Berry Dessert Nachos*
By RJamoralin
Perserving: 182 cal., 7 g total fat (4 g sat. fat), 8 mg chol., 178 mg sodium, 22 g carb., 9 g fiber, 6 g pro. Exchanges: 0.5 fruit, 1 starch, 1.5 fat. Carb choices: 1.5.
Per serving with substitute: Same as above, except 177 cal., 21 g carb.
- 6
- 15 mins
- 23 mins
Ingredients
- 3/4 cup light sour cream
- 3/4 cup frozen light whipped dessert topping, thawed
- 1 teaspoon vanilla
- 1/4 teaspoon ground cinnamon
- 3 8-inch whole wheat flour tortillas
- 2 teaspoons sugar*
- 3 cups assorted fresh berries
- 2 tablespoons sliced almonds, toasted
- 1 tablespoon chopped or grated semisweet chocolate
- * Sugar substitutes: Choose from Splenda granular or Sweet'N Low bulk or packets.

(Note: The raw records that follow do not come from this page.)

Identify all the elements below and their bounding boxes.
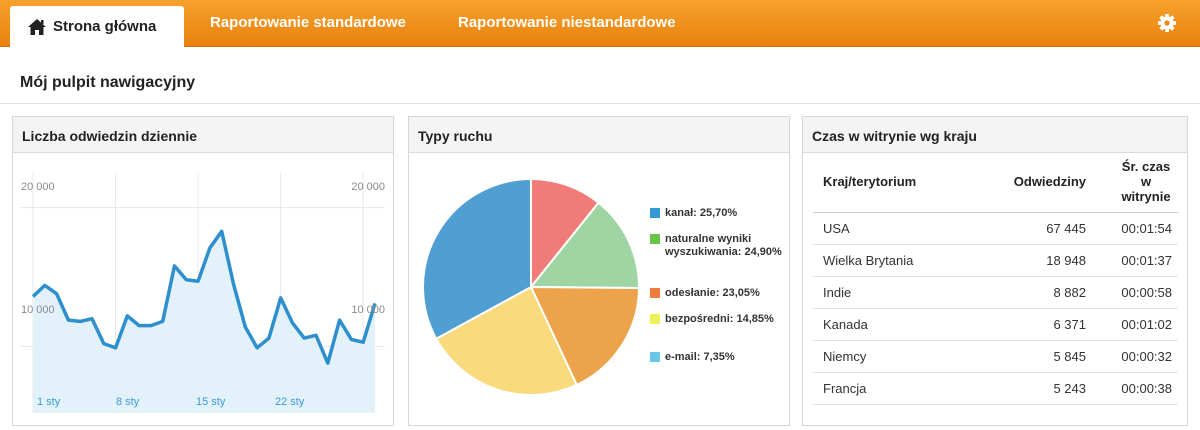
divider: [0, 103, 1200, 104]
cell-avg-time: 00:00:32: [1088, 340, 1178, 373]
visits-line: [31, 229, 377, 365]
column-header-avg-time[interactable]: Śr. czas w witrynie: [1088, 152, 1178, 213]
traffic-panel: Typy ruchu: [408, 116, 790, 426]
visits-panel: Liczba odwiedzin dziennie 20 000 10 000 …: [12, 116, 394, 426]
legend-swatch: [650, 234, 660, 244]
cell-country: Niemcy: [813, 340, 958, 373]
pie-slice: [528, 201, 641, 290]
legend-swatch: [650, 288, 660, 298]
traffic-pie-chart: [422, 177, 641, 396]
cell-country: USA: [813, 212, 958, 245]
table-row: Kanada 6 371 00:01:02: [813, 308, 1178, 341]
column-header-country[interactable]: Kraj/terytorium: [813, 152, 958, 213]
x-label-15-sty: 15 sty: [196, 396, 226, 408]
x-label-8-sty: 8 sty: [116, 396, 140, 408]
country-table: Kraj/terytorium Odwiedziny Śr. czas w wi…: [813, 152, 1178, 405]
visits-chart: 20 000 10 000 20 000 10 000 1 sty 8 sty …: [21, 173, 385, 413]
legend-item-bezposredni: bezpośredni: 14,85%: [650, 313, 775, 326]
cell-country: Kanada: [813, 308, 958, 341]
tab-custom-reports[interactable]: Raportowanie niestandardowe: [458, 14, 676, 31]
legend-label: naturalne wyniki wyszukiwania: 24,90%: [665, 233, 782, 258]
traffic-panel-title: Typy ruchu: [409, 117, 789, 153]
cell-visits: 67 445: [958, 212, 1088, 245]
legend-item-naturalne: naturalne wyniki wyszukiwania: 24,90%: [650, 233, 785, 259]
cell-country: Indie: [813, 276, 958, 309]
cell-avg-time: 00:01:37: [1088, 244, 1178, 277]
cell-avg-time: 00:01:54: [1088, 212, 1178, 245]
pie-slice: [434, 285, 579, 396]
cell-avg-time: 00:00:38: [1088, 372, 1178, 405]
country-panel-title: Czas w witrynie wg kraju: [803, 117, 1187, 153]
table-row: Niemcy 5 845 00:00:32: [813, 340, 1178, 373]
column-header-visits[interactable]: Odwiedziny: [958, 152, 1088, 213]
table-row: Francja 5 243 00:00:38: [813, 372, 1178, 405]
cell-visits: 6 371: [958, 308, 1088, 341]
column-header-avg-time-label: Śr. czas w witrynie: [1121, 159, 1171, 205]
x-label-1-sty: 1 sty: [37, 396, 61, 408]
cell-visits: 18 948: [958, 244, 1088, 277]
legend-item-email: e-mail: 7,35%: [650, 351, 785, 364]
cell-country: Wielka Brytania: [813, 244, 958, 277]
pie-slice: [530, 177, 600, 290]
y-tick-left-20000: 20 000: [21, 181, 55, 193]
legend-label: e-mail: 7,35%: [665, 351, 735, 363]
legend-swatch: [650, 352, 660, 362]
visits-panel-title: Liczba odwiedzin dziennie: [13, 117, 393, 153]
legend-item-odeslanie: odesłanie: 23,05%: [650, 287, 785, 300]
legend-label: kanał: 25,70%: [665, 207, 738, 219]
table-row: Indie 8 882 00:00:58: [813, 276, 1178, 309]
legend-swatch: [650, 314, 660, 324]
cell-visits: 5 845: [958, 340, 1088, 373]
visits-area: [33, 231, 375, 413]
pie-slice: [422, 177, 532, 341]
top-nav-bar: Strona główna Raportowanie standardowe R…: [0, 0, 1200, 47]
x-label-22-sty: 22 sty: [275, 396, 305, 408]
tab-standard-reports[interactable]: Raportowanie standardowe: [210, 14, 406, 31]
cell-avg-time: 00:01:02: [1088, 308, 1178, 341]
y-tick-right-10000: 10 000: [351, 304, 385, 316]
gear-icon[interactable]: [1156, 12, 1178, 34]
pie-slice: [529, 285, 641, 387]
legend-item-kanal: kanał: 25,70%: [650, 207, 785, 220]
tab-home-label: Strona główna: [53, 18, 157, 35]
legend-label: bezpośredni: 14,85%: [665, 313, 774, 325]
table-row: USA 67 445 00:01:54: [813, 212, 1178, 245]
table-header-row: Kraj/terytorium Odwiedziny Śr. czas w wi…: [813, 152, 1178, 213]
y-tick-left-10000: 10 000: [21, 304, 55, 316]
page-title: Mój pulpit nawigacyjny: [20, 74, 196, 91]
home-icon: [28, 18, 46, 35]
table-row: Wielka Brytania 18 948 00:01:37: [813, 244, 1178, 277]
cell-visits: 8 882: [958, 276, 1088, 309]
cell-country: Francja: [813, 372, 958, 405]
tab-home[interactable]: Strona główna: [10, 6, 184, 47]
y-tick-right-20000: 20 000: [351, 181, 385, 193]
cell-visits: 5 243: [958, 372, 1088, 405]
legend-label: odesłanie: 23,05%: [665, 287, 760, 299]
legend-swatch: [650, 208, 660, 218]
cell-avg-time: 00:00:58: [1088, 276, 1178, 309]
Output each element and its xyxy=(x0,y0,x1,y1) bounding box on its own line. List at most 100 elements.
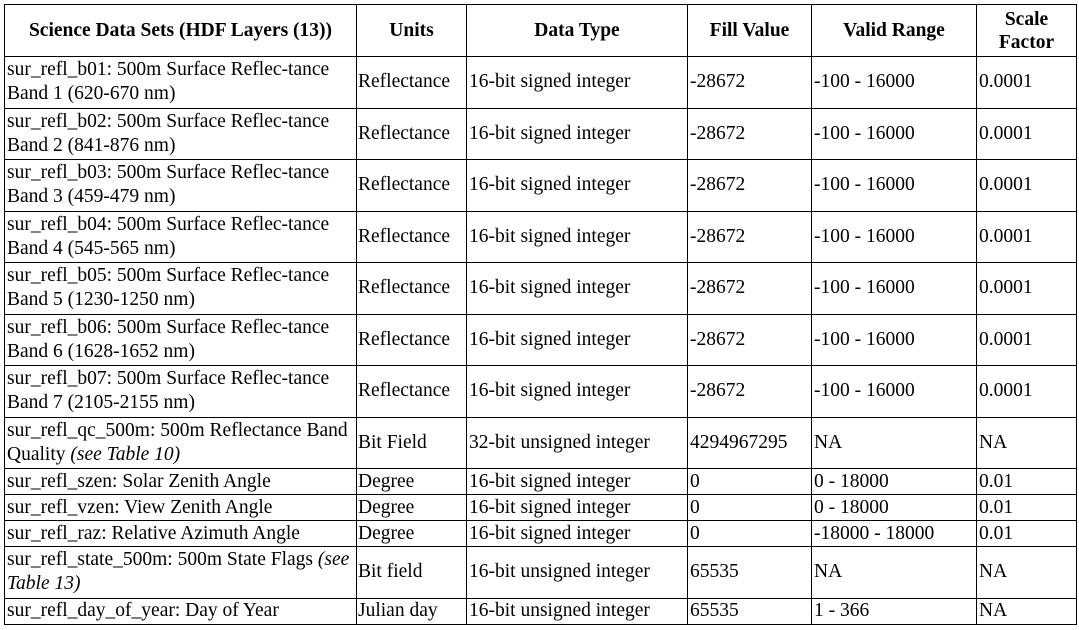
table-row: sur_refl_raz: Relative Azimuth Angle Deg… xyxy=(4,520,1077,547)
data-type-cell: 16-bit signed integer xyxy=(466,56,688,109)
units-cell: Reflectance xyxy=(356,365,467,418)
header-scale-factor: Scale Factor xyxy=(976,4,1077,57)
scale-factor-cell: NA xyxy=(976,597,1077,625)
sds-name: sur_refl_vzen: View Zenith Angle xyxy=(4,494,357,521)
table-row: sur_refl_vzen: View Zenith Angle Degree … xyxy=(4,494,1077,521)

Follow package directions to use product amount equivalent to 2 teaspoons sugar.
Preparation
Step 1
1. Preheat oven to 400 F. In a bowl, stir together sour cream, dessert topping, vanilla, and 1/8 teaspoon of the cinnamon. Cover and chill while preparing tortillas.
2. Lightly coat both sides of each tortilla with butter-flavor nonstick cooking spray. In a bowl, stir together sugar and the remaining 1/8 teaspoon cinnamon; sprinkle over tortillas. Cut each tortilla into eight wedges, arrange on ungreased baking sheets. Bake 8 to 10 minutes or until crisp. Cool completely.
3. To serve, divide tortilla wedges among six dessert plates. Top with berries and sour cream mixture. Sprinkle with almonds and chocolate.